I call out for husband to come to me, I need his solid warmth and support.  He puts his arm around my shoulder and I share what I am going through.  He listens and gently reminds me to reach out to my guides.  I close my eyes and the tears begin to press against the lids as I feel several of them show up immediately.  They are there.  Ready to help me through this, ready to help me trample the barriers that stand before me, ready to gently nudge me forward, to help me persevere, to be grounded, to dive deep within me finding my words, to be joyful in the process, to trust that the wind does indeed hold me a float and to carry me from this place of pain and frustration to another where I soar.  They show me there is a place to keep my hopes and dreams safely held close to me and yet ready to be birthed.

I rise, slip on my shoes and go outside.  I breathe the fresh cool air laced with hints of wood smoke.  I walk around the yard and see the bright cheerful faces of Calendula recently opened up, seeming to shiver in the breeze that moves down the ally.  I walk back up onto the porch and settle down next to my cypress, petting it and bringing the citrus scent of its branches to my face.  I breathe deep and speak my gratitude to it.  I gaze at the bulbs planted in front of it and marvel at how much they have grown in the last week.  I wonder when they will bloom.

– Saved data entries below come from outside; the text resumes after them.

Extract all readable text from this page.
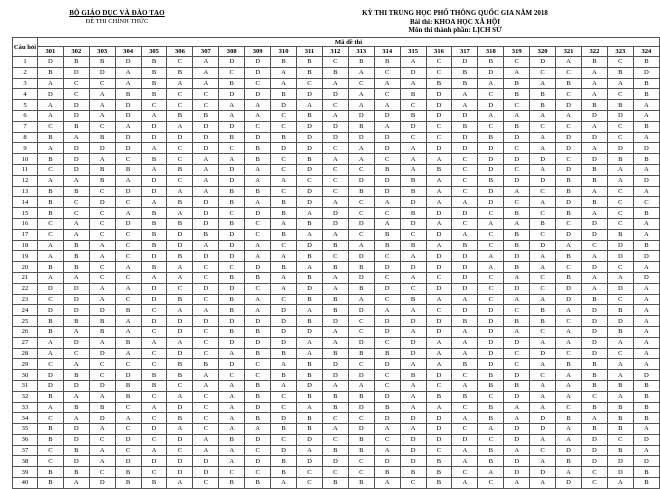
BỘ GIÁO DỤC VÀ ĐÀO TẠO
ĐỀ THI CHÍNH THỨC
KỲ THI TRUNG HỌC PHỔ THÔNG QUỐC GIA NĂM 2018
Bài thi: KHOA HỌC XÃ HỘI
Môn thi thành phần: LỊCH SỬ
Câu hỏi	Mã đề thi																							
	301	302	303	304	305	306	307	308	309	310	311	312	313	314	315	316	317	318	319	320	321	322	323	324
1	D	B	B	D	B	C	A	D	D	B	B	C	B	B	A	C	D	B	C	D	A	B	C	B
2	B	D	D	A	B	B	A	C	D	A	B	B	A	C	D	C	B	D	A	C	C	A	B	D
3	A	C	C	A	B	A	A	B	C	A	C	A	C	A	A	B	B	A	B	A	B	A	A	B
4	D	C	A	B	B	C	C	D	D	B	D	D	A	C	B	D	A	C	B	B	C	A	C	B
5	A	D	A	D	C	C	C	A	A	D	A	C	A	A	C	D	A	D	C	B	D	B	B	A
6	A	D	A	D	A	B	B	A	A	C	B	A	D	D	B	D	D	A	A	A	A	D	D	A
7	C	B	C	A	D	A	D	D	C	C	D	D	B	A	D	C	B	C	B	C	C	A	C	B
8	B	A	B	D	D	D	D	B	D	B	D	D	D	D	C	C	D	B	D	A	D	D	C	A
9	A	D	D	D	A	C	D	C	B	D	D	C	A	D	A	D	D	D	C	A	D	A	D	D
10	B	D	A	C	B	C	A	A	B	C	B	A	A	C	A	A	C	D	D	D	C	D	B	B
11	C	D	B	B	A	B	A	D	A	C	D	C	C	B	A	B	C	D	C	A	D	B	A	A
12	A	A	B	A	D	C	A	D	A	A	C	C	D	D	B	A	C	B	D	D	B	B	A	D
13	B	B	C	D	D	A	A	B	B	C	D	C	B	D	B	A	C	D	A	C	B	A	C	A
14	B	C	D	C	A	B	D	B	A	B	D	A	C	A	D	A	A	D	C	A	D	B	C	C
15	B	C	C	A	B	A	D	C	D	B	A	D	C	C	B	D	D	C	B	C	B	A	C	B
16	C	A	C	D	B	B	D	B	C	A	B	D	D	A	D	A	C	A	A	B	C	D	C	A
17	C	A	C	C	B	D	B	D	C	B	A	A	C	B	C	D	A	C	B	C	D	D	B	A
18	A	B	A	C	B	D	A	D	A	C	D	B	A	B	B	A	B	C	B	D	A	C	D	B
19	A	B	A	C	D	B	D	D	A	A	B	C	D	C	A	D	D	A	D	A	B	A	D	D
20	B	B	C	A	B	A	C	C	D	B	A	B	B	D	D	D	D	A	B	A	C	D	C	A
21	A	A	C	C	A	A	C	B	B	A	B	A	D	C	A	C	D	C	A	C	B	A	A	D
22	D	D	A	A	D	C	D	D	C	A	D	A	B	D	C	D	D	C	D	C	D	A	D	A
23	C	D	A	C	D	B	C	B	A	C	B	B	A	C	B	A	A	C	A	A	D	B	C	A
24	D	D	D	B	C	A	A	B	A	D	A	B	D	A	A	C	D	D	C	B	A	D	B	A
25	B	B	B	A	D	D	D	D	D	D	B	D	C	D	D	D	B	D	B	B	C	D	D	A
26	B	A	B	A	C	D	C	B	B	D	D	A	C	D	A	D	A	D	A	C	A	D	B	A
27	A	D	A	B	A	A	C	D	D	D	A	A	D	C	D	A	A	D	D	A	A	D	A	A
28	A	C	D	A	C	D	C	A	B	B	A	B	B	B	D	A	A	D	C	D	C	D	C	A
29	C	A	C	C	C	B	B	D	C	A	B	D	C	D	A	A	B	D	C	A	B	B	A	A
30	D	B	C	D	B	B	A	C	C	B	B	D	D	C	B	D	C	B	D	C	A	B	A	D
31	D	D	D	B	B	C	A	A	B	A	D	A	A	C	A	C	A	B	B	A	A	B	B	B
32	B	A	A	B	C	A	C	A	B	C	B	B	B	D	A	B	B	C	D	A	A	C	A	B
33	A	B	B	C	A	D	C	A	D	C	A	B	D	B	A	A	C	B	A	A	C	B	B	B
34	C	A	D	A	C	B	C	A	B	D	B	C	C	D	D	D	A	B	A	D	B	A	B	B
35	B	D	A	C	D	A	C	A	A	B	B	A	D	A	A	D	C	A	D	D	A	B	B	A
36	B	D	C	D	C	D	A	B	D	C	D	C	B	C	D	D	D	C	D	A	A	D	C	D
37	C	B	A	C	A	C	A	A	C	D	A	B	B	A	D	C	A	B	A	C	D	D	B	A
38	C	D	A	D	D	D	D	A	D	B	D	D	C	D	D	B	A	B	D	A	B	D	D	D
39	B	B	C	B	C	D	D	C	C	B	C	C	C	B	B	B	C	A	D	D	A	C	D	B
40	B	A	D	B	B	A	C	B	B	A	C	B	B	A	C	B	A	C	A	A	D	C	A	B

It is then that I see the movement in the bush in front of me.  My eyes wander through the forest of bare forsythia branches and finally find the Song Sparrow.    I think of how they sing, Song Sparrows, from the top of bushes, throat back and beak thrown open to the sky, loud and bold they sing.  I say hello and it begins to move again, hopping from branch to branch then onto the steps and to the rim of a planter.  Its tail dances about as I tell it how grateful I am for it being here this winter, how I look forward to seeing it each day when it comes to visit.

I rise and go inside.  Rummaging through the pantry I find a jar of raw sunflower seeds and carry it outside.  I toss a couple handfuls onto the lawn and then bend down to sprinkle a little on the steps.  I see the song sparrow move forward, once again in the forsythia, and as soon as I’m in the door it emerges from the shrub and begins to eat my offering.

I had something to offer.  It’s what I had right then and I gave it freely.  Tell me that doesn’t tie into all I was just going through… oh but it does.  I must simply give what I have in the moment and trust the rest to unfold.  I write these words instead of the lost words on Imbolc.  I give what I have – gratitude and sunflower seeds.